In remarks prepared for delivery Wednesday afternoon, the president offers no specific regulatory framework, but calls for "core principles." Among them are consumer protections, accountability for executives and a regulatory plan that covers a broad series of financial transactions that have escaped regulation in the past.
Atrios says Obama is "making the right noises" here, but I'm not quite so sure. Consumer protections are fine, but frankly, not really central to what caused the financial meltdown. "Accountability" for executives is mush. They're already accountable in most meaningful senses of the word.
That leaves a "regulatory plan that covers a broad series of financial transactions that have escaped regulation in the past" — which is fine but could mean pretty much anything. What's the core principle here?

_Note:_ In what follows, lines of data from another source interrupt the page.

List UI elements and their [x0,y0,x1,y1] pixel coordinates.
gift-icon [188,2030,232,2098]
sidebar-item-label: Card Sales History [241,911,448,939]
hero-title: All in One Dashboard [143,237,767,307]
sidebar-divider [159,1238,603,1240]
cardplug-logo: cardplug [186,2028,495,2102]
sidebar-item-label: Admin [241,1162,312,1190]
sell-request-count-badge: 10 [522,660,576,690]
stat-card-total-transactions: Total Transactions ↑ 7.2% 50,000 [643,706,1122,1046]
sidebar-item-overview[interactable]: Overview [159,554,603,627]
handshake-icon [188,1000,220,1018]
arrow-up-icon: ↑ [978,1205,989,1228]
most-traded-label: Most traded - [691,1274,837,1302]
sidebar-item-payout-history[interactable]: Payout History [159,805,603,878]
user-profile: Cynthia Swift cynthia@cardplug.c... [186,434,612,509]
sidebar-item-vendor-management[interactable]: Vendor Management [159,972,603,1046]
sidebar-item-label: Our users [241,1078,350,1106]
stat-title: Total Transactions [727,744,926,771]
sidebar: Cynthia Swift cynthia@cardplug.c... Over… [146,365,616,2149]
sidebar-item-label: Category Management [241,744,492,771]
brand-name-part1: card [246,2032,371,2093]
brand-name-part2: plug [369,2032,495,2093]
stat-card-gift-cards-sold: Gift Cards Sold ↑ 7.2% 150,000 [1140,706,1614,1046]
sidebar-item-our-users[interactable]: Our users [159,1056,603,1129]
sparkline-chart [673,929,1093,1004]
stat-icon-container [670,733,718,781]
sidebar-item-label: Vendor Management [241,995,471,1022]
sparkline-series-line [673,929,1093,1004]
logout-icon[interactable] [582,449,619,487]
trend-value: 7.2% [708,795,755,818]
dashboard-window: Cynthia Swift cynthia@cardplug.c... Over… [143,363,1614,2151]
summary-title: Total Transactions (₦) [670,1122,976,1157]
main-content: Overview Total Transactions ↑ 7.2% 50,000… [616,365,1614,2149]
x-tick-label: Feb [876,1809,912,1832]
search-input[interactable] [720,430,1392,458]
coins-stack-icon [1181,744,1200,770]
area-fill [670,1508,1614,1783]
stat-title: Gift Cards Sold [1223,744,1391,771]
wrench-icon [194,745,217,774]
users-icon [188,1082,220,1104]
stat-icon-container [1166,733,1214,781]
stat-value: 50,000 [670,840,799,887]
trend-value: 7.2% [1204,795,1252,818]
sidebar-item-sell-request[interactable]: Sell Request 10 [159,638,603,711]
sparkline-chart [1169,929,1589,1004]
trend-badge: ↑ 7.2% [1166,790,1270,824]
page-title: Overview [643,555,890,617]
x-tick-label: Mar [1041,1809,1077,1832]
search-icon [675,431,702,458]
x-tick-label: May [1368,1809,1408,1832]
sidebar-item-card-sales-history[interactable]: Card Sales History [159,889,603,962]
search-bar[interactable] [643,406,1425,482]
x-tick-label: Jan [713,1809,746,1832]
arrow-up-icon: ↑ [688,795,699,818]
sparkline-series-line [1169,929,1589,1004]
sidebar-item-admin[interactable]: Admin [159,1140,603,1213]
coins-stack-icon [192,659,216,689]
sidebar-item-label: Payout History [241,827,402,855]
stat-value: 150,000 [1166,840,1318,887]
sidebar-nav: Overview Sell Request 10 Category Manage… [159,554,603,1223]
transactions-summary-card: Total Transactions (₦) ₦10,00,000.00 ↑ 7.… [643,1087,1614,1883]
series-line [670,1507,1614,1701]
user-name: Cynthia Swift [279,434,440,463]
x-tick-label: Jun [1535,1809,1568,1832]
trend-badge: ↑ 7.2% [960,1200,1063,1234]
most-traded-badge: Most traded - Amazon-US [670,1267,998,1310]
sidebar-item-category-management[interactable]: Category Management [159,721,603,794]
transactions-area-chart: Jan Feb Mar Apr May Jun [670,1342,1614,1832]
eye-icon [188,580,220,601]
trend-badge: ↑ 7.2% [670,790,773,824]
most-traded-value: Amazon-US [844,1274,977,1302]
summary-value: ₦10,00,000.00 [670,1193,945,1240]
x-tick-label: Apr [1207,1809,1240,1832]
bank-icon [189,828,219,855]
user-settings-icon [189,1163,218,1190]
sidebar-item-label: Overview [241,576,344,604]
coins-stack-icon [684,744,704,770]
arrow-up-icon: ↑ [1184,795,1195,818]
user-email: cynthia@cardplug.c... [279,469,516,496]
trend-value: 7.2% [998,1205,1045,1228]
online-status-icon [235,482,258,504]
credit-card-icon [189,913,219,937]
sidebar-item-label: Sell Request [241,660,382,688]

I know everyone is probably tired of hearing me say this, but I wish Obama would talk more about a real core principle: regulating leverage more effectively, and doing it everywhere and for all types of securities. This isn't easy, especially when you need to get practically the entire world on board, but more than any other single change it would force financial institutions to be more responsible; it would make future asset bubbles less destructive; and it would fundamentally put a stop to the casino atmosphere and outlandish paydays that have permeated Wall Street over the past decade. If we really wanted to get ambitious, we might even try to set up a countercyclical regime that increased capital requirements in good times and lowered them during bad times. But regardless of how the details turn out, if our new regs are driven by a core concern for regulating leverage, they'll do some good. If not, it's likely to be a repeat of Sarbanes-Oxley: lots of good intentions, but not much bang for the buck.